When Clarity is a Curse and Vagueness a Virtue

A conference speaker recently stated that a company’s legal documents should avoid vague provisions like “the parties will use their best efforts to….”

I agree that clarity is generally a virtue in legal contracts. Except when it isn’t. Practicing law, like many things, is part “science” and part “art”. One of the “arts” is knowing when a vague (or semi-vague) provision might help your client’s interests and, conversely, when clarity might hurt your client’s interests.

This assertion may offend classic principles of contract drafting. So, to be clear, I am not advocating that legal contracts should be full of carelessly vague statements.

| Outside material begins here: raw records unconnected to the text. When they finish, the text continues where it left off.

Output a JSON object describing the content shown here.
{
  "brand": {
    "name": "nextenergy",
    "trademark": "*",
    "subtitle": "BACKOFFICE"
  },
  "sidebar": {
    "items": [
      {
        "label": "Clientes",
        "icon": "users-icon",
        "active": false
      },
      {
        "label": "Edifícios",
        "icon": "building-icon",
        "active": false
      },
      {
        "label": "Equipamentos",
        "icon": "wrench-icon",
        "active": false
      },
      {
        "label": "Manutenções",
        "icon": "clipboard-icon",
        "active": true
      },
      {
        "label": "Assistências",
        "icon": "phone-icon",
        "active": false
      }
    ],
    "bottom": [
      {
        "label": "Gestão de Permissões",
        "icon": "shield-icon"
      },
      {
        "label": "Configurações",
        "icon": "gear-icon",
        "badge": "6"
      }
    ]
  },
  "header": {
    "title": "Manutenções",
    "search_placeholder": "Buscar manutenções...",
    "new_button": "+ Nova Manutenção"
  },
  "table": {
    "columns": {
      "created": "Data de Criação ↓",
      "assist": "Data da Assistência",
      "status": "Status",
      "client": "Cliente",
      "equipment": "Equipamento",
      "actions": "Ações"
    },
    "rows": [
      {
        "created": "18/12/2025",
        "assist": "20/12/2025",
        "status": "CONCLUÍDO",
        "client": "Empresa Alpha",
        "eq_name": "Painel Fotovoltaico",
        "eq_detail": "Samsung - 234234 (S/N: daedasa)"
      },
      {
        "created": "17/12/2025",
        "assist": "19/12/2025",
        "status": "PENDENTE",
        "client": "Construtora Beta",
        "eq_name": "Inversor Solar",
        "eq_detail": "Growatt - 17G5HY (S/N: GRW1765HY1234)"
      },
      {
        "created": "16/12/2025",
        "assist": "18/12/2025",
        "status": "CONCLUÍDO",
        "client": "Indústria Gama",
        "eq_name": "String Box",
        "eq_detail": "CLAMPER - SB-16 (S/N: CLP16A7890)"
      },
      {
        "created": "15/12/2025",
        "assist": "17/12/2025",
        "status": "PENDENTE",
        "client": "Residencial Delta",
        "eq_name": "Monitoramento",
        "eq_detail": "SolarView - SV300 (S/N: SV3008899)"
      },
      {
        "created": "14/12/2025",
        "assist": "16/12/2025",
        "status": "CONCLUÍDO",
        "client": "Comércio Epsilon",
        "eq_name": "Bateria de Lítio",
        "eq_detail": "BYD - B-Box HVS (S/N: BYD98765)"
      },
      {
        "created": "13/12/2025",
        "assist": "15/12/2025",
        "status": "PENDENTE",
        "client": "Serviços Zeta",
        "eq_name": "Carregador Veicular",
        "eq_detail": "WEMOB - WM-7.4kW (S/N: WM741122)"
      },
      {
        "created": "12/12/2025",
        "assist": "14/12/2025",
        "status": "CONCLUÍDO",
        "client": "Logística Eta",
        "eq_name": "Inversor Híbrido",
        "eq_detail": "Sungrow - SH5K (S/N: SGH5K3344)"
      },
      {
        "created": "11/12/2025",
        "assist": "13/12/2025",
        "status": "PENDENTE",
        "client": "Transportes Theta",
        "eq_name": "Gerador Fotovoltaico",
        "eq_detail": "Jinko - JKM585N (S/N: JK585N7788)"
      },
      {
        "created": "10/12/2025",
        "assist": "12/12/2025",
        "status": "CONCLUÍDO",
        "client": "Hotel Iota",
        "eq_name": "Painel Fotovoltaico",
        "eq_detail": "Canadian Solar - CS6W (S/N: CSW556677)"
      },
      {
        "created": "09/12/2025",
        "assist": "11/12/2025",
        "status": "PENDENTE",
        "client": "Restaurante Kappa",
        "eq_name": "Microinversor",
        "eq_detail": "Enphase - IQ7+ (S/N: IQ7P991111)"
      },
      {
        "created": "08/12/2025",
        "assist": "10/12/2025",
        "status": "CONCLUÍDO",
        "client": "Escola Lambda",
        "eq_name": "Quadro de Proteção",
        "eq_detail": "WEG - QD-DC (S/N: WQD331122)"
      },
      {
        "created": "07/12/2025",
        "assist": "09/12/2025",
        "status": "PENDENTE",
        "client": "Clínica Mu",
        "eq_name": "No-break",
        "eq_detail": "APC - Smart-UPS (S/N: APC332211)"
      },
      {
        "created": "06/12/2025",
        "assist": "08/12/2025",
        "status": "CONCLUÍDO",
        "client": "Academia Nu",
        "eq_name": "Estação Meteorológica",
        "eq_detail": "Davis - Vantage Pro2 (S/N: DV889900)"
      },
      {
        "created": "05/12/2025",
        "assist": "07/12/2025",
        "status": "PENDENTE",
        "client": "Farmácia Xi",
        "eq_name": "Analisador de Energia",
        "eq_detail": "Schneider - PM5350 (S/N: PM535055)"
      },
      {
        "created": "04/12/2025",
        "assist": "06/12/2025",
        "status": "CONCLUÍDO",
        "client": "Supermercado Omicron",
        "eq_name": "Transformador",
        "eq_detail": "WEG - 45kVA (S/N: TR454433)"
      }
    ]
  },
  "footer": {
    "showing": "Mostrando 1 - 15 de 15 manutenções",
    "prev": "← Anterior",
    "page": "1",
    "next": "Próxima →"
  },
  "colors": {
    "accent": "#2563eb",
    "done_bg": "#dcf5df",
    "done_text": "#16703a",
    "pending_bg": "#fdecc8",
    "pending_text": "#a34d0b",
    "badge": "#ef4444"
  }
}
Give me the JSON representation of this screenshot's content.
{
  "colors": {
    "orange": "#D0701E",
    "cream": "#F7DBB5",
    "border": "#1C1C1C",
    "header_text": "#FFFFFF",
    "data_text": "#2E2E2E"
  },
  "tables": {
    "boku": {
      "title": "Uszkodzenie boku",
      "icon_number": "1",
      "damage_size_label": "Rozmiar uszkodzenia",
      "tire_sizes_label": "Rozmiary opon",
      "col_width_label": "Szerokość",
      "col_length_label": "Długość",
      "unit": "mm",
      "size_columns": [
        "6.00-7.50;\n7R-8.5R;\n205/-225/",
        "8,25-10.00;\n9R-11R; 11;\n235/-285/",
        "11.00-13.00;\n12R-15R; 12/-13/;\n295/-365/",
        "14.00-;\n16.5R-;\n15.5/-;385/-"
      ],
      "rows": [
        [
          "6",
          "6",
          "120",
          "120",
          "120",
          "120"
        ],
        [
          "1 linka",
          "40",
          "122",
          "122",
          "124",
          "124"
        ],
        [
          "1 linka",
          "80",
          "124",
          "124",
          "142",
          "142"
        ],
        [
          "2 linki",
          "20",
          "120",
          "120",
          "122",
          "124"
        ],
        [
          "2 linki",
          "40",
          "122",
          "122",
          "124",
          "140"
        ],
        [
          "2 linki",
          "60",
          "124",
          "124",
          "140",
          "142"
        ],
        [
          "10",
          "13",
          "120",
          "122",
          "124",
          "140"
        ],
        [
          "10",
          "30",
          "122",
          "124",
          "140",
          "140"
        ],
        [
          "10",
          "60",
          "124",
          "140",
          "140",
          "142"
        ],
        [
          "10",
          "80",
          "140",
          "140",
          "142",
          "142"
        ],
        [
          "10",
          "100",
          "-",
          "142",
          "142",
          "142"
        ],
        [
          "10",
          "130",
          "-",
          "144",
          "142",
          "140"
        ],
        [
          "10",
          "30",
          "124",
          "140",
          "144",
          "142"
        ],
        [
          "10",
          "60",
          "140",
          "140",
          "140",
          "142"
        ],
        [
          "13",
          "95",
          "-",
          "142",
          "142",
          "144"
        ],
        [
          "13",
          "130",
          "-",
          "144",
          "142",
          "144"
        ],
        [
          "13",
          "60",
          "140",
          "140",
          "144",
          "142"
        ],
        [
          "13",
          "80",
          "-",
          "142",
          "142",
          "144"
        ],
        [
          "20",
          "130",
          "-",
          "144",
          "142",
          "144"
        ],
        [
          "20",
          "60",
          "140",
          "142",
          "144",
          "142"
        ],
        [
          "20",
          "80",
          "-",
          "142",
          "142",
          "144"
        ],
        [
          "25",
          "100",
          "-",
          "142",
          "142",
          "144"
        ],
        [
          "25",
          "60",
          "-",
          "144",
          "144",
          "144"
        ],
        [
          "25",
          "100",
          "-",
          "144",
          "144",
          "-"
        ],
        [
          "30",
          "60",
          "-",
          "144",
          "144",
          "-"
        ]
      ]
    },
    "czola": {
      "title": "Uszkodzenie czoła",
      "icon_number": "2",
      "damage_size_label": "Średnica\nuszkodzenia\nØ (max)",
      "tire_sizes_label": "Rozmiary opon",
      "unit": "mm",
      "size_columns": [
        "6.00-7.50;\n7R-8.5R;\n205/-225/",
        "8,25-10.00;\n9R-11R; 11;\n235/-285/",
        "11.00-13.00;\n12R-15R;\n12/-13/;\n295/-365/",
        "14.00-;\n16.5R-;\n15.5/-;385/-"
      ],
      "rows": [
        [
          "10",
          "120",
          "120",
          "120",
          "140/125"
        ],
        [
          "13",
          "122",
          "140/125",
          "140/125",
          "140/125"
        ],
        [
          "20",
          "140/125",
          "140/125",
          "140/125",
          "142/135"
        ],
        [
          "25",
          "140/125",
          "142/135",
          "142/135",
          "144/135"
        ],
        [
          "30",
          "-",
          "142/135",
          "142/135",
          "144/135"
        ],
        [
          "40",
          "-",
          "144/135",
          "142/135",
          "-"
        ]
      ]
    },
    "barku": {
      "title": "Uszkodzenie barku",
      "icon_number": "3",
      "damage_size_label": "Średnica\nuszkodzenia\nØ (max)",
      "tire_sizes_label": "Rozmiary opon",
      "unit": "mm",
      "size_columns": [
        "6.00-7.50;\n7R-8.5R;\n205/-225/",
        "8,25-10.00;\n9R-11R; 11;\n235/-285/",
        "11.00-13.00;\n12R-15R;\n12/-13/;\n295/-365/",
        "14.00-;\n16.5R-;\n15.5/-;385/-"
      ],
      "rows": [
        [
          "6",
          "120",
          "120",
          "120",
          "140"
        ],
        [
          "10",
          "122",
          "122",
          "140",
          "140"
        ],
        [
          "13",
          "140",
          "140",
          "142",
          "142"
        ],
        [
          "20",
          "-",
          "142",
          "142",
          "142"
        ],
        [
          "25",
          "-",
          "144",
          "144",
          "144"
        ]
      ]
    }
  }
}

But there are at least two occasions on which I believe my client is better served by inclusion of a vague provision instead of a clear one:

  • When, if the provision were made clear, the clarity would bind my client to do something that it is not positive it can fulfill — for example, rather than commit my client to selling X units/year in order to keep a contract, I might opt to have the client agree to “diligently pursue sales” (note, however, that if I’m representing the other side, I’ll push for clarity).
  • When the parties are simply unable to agree upon a “clear” provision, but the deal can be made if they compromise on a vague one — my role is to help the parties get a deal done if they both want to do one; in fulfilling that role, I try to help the parties think about and clarify all ambiguity (where appropriate), but find a way to keep the deal moving forward even if they can’t clarify a particular provision at a particular time. In the formative stage of a joint venture, for example, the parties sometimes don’t know enough about each other or their prospective business relationship to resolve in detail how a particular issue will be handled.

Ask your lawyer to counsel you about the nuances of key issues under negotiation, including whether any particular issue should be made more clear or more vague. Don’t forget that, when it comes to contractual obligations, clarity can sometimes be a curse and vagueness a virtue.

Look for a future post on “controlling the draft”. It can be more expensive to have your lawyer be the primary draftsperson, but that gives him or her an important advantage in managing the nuances of a contract, including the degree of clarity inserted for each particular issue.

1 thought on “When Clarity is a Curse and Vagueness a Virtue”

  1. Excellent points. I would add another occasion when I think vagueness is acceptable: when your client has little negotiating leverage. In those cases vagueness may be the best you can get because if you try and get more clarity in your favor the other side (the one with the negotiating leverage) will use it as an opportunity to clarify the vagueness in its favor. This is particularly the case when you are negotiating off the other side’s form agreement and you may benefit from the “ambiguities will be interpreted against the drafter” rule.